I've often wondered if Olimpia could have been in the Tarot de Paris designer's mind when s/he created La Papessa - her fame was widespread, and it would explain much about that image. But in any case, it's a brilliant, fascinating and shocking read for all sorts of reasons, with tantalizing tarot possibilities popping up here and there.
Having counted the votes, the distinguished theologian Cardinal Juan de Lugo rose to his feet and said in a loud voice, "Benedictus Dominus Noster, habemus cardinalum Pamphili Pontifecum." Our Blessed Lord, we have Cardinal Pamphili as pope. (24)

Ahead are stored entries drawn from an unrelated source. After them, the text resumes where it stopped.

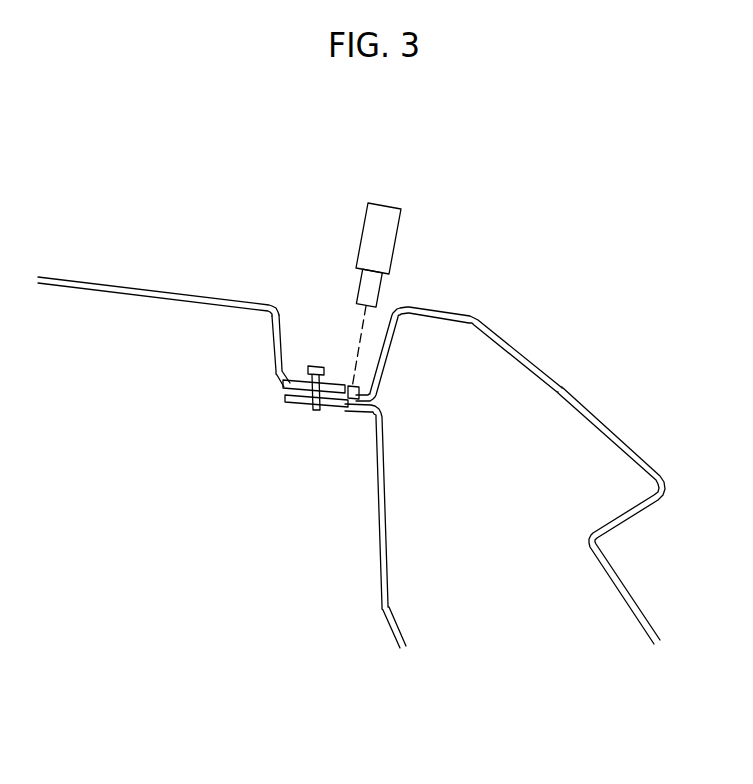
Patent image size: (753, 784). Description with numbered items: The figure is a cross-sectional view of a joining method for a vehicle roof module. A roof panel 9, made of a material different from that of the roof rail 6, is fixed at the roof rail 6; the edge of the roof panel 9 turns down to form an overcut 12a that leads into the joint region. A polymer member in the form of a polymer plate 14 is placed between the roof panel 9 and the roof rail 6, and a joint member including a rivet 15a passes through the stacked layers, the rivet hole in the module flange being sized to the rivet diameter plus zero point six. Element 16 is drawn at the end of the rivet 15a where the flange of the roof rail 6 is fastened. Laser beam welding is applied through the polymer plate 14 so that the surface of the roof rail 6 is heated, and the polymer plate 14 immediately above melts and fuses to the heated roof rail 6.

The roof panel 9 is at (164, 309).
The overcut 12a is at (276, 324).
The polymer plate 14 is at (282, 385).
The rivet 15a is at (310, 390).
The nut 16 is at (353, 386).
The roof rail 6 is at (488, 334).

Apalled at the choice of new pontiff, Cardinal Bichi raced back to his cell and fired off a letter to the court of France. "Gentlemen," he thundered, "we have just elected a female pope!" (25)

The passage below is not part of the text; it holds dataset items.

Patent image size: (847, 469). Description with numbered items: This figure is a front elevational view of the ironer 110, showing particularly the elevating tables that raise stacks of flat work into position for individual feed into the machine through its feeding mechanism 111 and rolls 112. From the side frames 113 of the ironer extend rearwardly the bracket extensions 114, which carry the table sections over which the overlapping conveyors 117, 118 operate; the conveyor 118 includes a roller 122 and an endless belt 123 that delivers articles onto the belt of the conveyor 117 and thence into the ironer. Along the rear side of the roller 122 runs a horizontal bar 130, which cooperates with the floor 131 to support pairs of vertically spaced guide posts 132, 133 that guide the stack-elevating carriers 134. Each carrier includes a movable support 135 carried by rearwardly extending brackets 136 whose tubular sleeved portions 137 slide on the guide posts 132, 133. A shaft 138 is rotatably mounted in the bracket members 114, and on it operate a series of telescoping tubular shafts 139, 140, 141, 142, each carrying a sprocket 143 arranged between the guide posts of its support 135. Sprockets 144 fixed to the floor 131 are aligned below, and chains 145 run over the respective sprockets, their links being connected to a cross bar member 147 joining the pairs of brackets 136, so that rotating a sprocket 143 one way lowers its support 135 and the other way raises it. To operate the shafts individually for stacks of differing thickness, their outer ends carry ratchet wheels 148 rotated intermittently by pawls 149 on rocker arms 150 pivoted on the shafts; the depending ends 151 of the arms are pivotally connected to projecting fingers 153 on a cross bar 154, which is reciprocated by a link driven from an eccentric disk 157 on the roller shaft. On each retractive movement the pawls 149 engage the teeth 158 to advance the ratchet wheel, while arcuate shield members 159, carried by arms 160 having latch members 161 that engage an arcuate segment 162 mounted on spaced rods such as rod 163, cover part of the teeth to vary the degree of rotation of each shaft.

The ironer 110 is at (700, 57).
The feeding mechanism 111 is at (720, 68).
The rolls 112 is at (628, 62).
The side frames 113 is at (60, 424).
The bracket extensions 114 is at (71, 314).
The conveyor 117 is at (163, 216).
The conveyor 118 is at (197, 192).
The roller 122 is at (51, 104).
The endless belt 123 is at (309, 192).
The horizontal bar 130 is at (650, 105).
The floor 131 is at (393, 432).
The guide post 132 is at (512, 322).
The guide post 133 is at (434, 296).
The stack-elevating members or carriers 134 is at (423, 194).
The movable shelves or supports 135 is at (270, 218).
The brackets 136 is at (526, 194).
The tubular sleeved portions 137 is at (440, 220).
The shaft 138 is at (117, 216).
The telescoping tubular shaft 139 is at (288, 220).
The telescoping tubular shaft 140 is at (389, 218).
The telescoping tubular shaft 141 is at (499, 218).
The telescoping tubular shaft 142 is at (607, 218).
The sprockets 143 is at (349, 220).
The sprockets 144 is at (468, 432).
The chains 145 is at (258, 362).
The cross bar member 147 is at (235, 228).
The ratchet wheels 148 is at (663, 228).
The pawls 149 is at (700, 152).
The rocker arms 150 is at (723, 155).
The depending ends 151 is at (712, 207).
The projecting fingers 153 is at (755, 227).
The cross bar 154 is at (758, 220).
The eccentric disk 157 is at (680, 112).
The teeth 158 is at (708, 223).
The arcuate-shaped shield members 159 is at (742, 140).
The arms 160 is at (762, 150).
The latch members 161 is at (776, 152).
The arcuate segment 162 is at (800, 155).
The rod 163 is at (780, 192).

24: Strozzi, D'Innocenzo Decimo, vol.21, folio 59a.
25: Colville, p.31.
But Giacinto Gigli wrote in his diary that evening, "When they heard that it was Pope Pamphilo, the crowd did not celebrate so much, because he was held to be a severe man, and not very liberal." Worse, he added, "It is believed that the widow called Olimpia, of the house of Maidalchini, will be the dominatrix of this pontificate." (3)

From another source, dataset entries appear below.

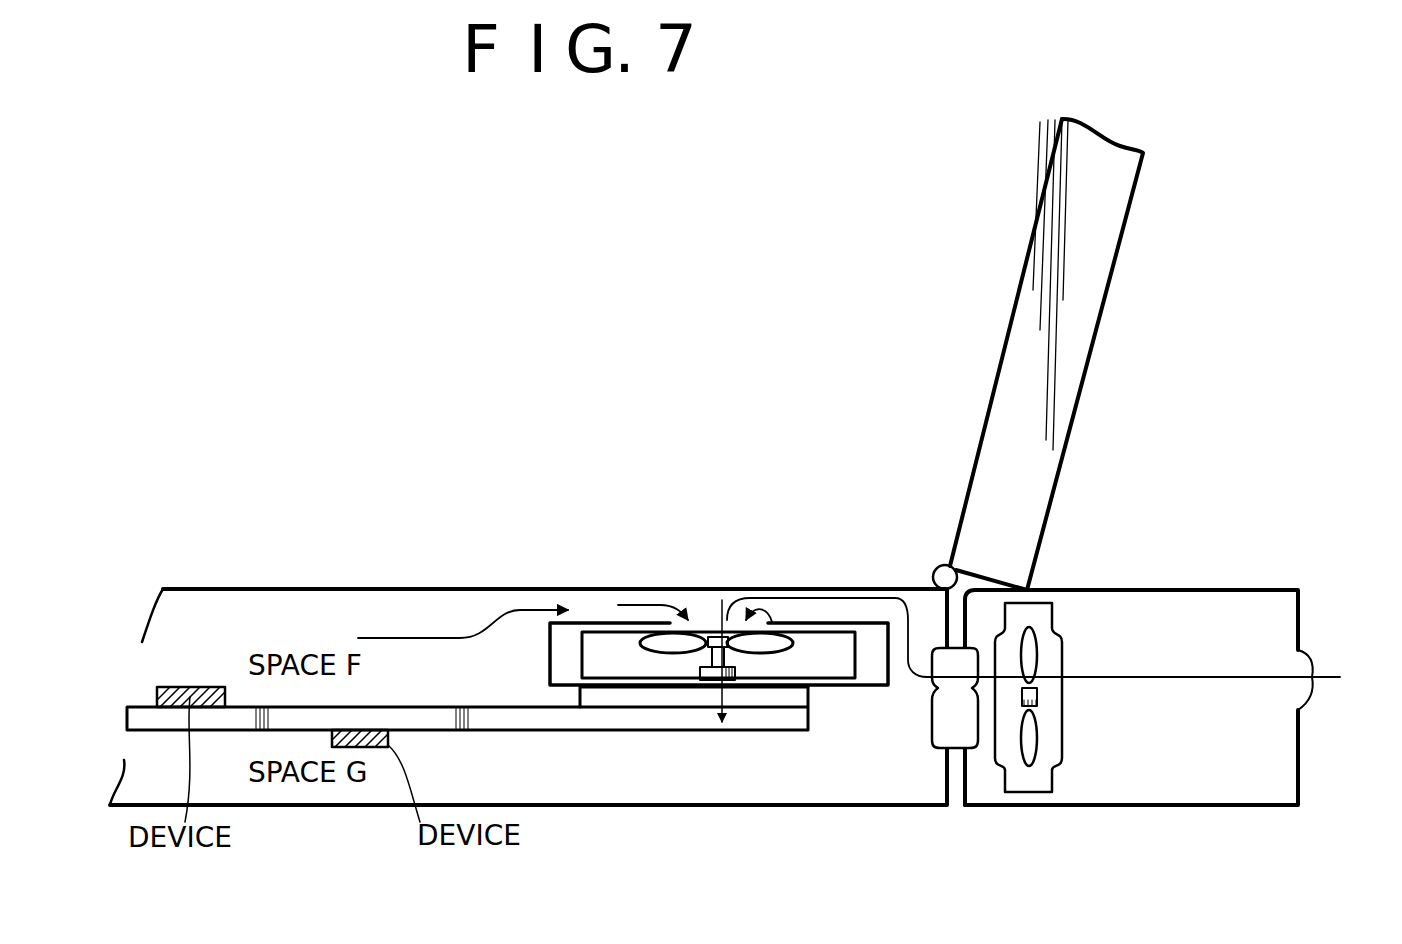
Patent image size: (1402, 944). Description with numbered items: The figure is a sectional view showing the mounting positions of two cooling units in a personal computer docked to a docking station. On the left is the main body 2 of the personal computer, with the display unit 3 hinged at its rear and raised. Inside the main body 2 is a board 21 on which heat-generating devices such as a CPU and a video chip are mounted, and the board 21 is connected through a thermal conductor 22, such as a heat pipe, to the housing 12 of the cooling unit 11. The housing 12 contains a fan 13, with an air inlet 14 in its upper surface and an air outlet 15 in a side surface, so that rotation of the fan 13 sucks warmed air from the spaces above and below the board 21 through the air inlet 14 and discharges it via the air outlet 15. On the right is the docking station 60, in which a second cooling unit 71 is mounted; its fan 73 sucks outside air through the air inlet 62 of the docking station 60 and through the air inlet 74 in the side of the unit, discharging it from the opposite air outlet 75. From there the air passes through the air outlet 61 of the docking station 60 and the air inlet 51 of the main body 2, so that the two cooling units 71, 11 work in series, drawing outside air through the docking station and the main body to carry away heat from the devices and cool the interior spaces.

The main body 2 is at (796, 807).
The display unit 3 is at (1014, 313).
The cooling unit 11 is at (590, 632).
The housing 12 is at (707, 597).
The fan 13 is at (778, 643).
The air inlet 14 is at (718, 600).
The air outlet 15 is at (678, 687).
The board 21 is at (515, 713).
The thermal conductor 22 is at (652, 697).
The air inlet 51 is at (928, 697).
The docking station 60 is at (1222, 592).
The air outlet 61 is at (990, 660).
The air inlet 62 is at (1318, 675).
The cooling unit 71 is at (1055, 778).
The fan 73 is at (1032, 656).
The air inlet 74 is at (1063, 695).
The air outlet 75 is at (990, 660).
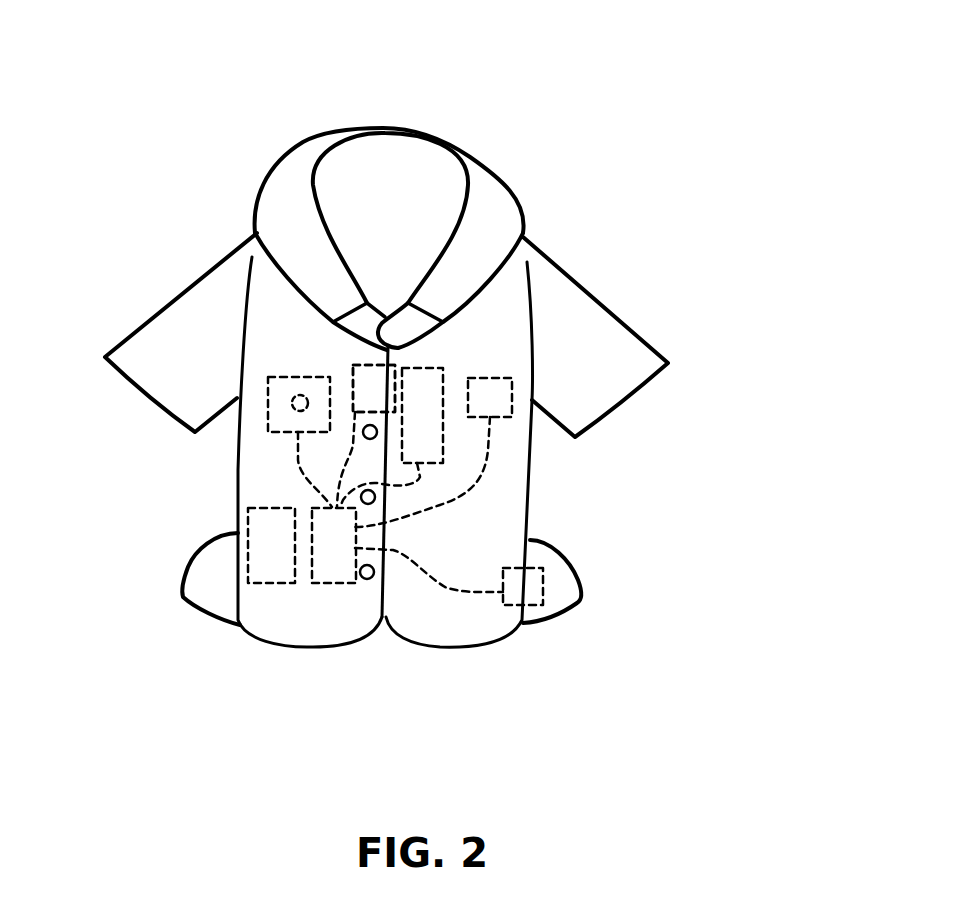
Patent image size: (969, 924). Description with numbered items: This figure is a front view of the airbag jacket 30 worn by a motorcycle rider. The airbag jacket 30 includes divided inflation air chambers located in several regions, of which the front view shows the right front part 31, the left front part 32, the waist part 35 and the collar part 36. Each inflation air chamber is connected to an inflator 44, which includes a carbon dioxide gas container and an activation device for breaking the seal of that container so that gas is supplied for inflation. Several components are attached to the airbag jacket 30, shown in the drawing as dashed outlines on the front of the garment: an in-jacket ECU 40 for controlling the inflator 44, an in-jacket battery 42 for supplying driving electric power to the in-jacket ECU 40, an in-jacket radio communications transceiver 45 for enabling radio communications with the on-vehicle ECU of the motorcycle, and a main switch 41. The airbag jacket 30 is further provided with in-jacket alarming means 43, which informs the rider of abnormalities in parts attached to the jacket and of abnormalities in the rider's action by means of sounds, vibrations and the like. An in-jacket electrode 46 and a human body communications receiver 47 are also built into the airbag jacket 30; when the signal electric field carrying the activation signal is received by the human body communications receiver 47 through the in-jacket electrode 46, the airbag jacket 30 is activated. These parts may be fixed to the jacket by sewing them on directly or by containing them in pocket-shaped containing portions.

The airbag jacket 30 is at (695, 138).
The right front part 31 is at (257, 487).
The left front part 32 is at (513, 490).
The waist part 35 is at (203, 597).
The collar part 36 is at (492, 188).
The in-jacket ECU 40 is at (323, 583).
The main switch 41 is at (292, 377).
The in-jacket battery 42 is at (543, 588).
The in-jacket alarming means 43 is at (493, 377).
The inflator 44 is at (423, 368).
The in-jacket radio communications transceiver 45 is at (272, 583).
The in-jacket electrode 46 is at (360, 362).
The human body communications receiver 47 is at (360, 362).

3: Ibid.p.432 (Gigli vol.2)
He who wishes a favor from the sovereign,
Bitter and long the road to the Vatican.
But the shrewd person
Runs to Donna Olimpia with full hands,
And there who wants attains it,
And the street is wider and shorter. (20)
20: Cavoli, p.101.
One morning, as the devout flocked to the Church of Saint John Lateran, they saw that the wall inscription INNOCENT X, PONTIFEX MAXIMUS had been partially covered with a banner that some enterprising soul had hung in the night. "Olimpia 1, Ponifex Maximus," it said. (12) Others started sprouting overnight in various churches, including "Olimpia, the first female pope." (13)
12: Ciampi, p.142.
13: Vassalli, p.159.
It is possible that Cardinal Astalli-Pamphili helped nudge the pope to break completely with Olimpia, who, he knew, hated him as a vile intruder and was plotting some revenge. One day he gave the pope a gold medal that had been mailed to him anonymously in a packet full of slander, he said. On one side was a portrait of Olimpia wearing the papal tiara, with the keys of Saint Peter in her hand. The other side showed the pope with long hair coifed like a woman, holding in one hand a spindle and in the other a distaff. The pope was horrified. He soon learned that numerous such medals had been struck in silver and gold and were collected throughout the courts of Europe, even in Rome.
The worst embarrassment was when Nuncio Melzi, the pope's representative in Vienna, handed the Holy Roman Emperor a letter from Innocent chastising him for making peace with the heretics to the shame of Christendom. The emperor replied bitterly that the real shame was a pope who "has placed his government in the hands of a woman about whom all the heretics are laughing."19 The emperor then gave the nuncio a book of unflattering cartoons of Innocent and his sister-in-law, along with some medals, cast by heretics, showing Olimpia majestically enthroned and wearing the papal crown, with the pope sitting abjectly at her feet.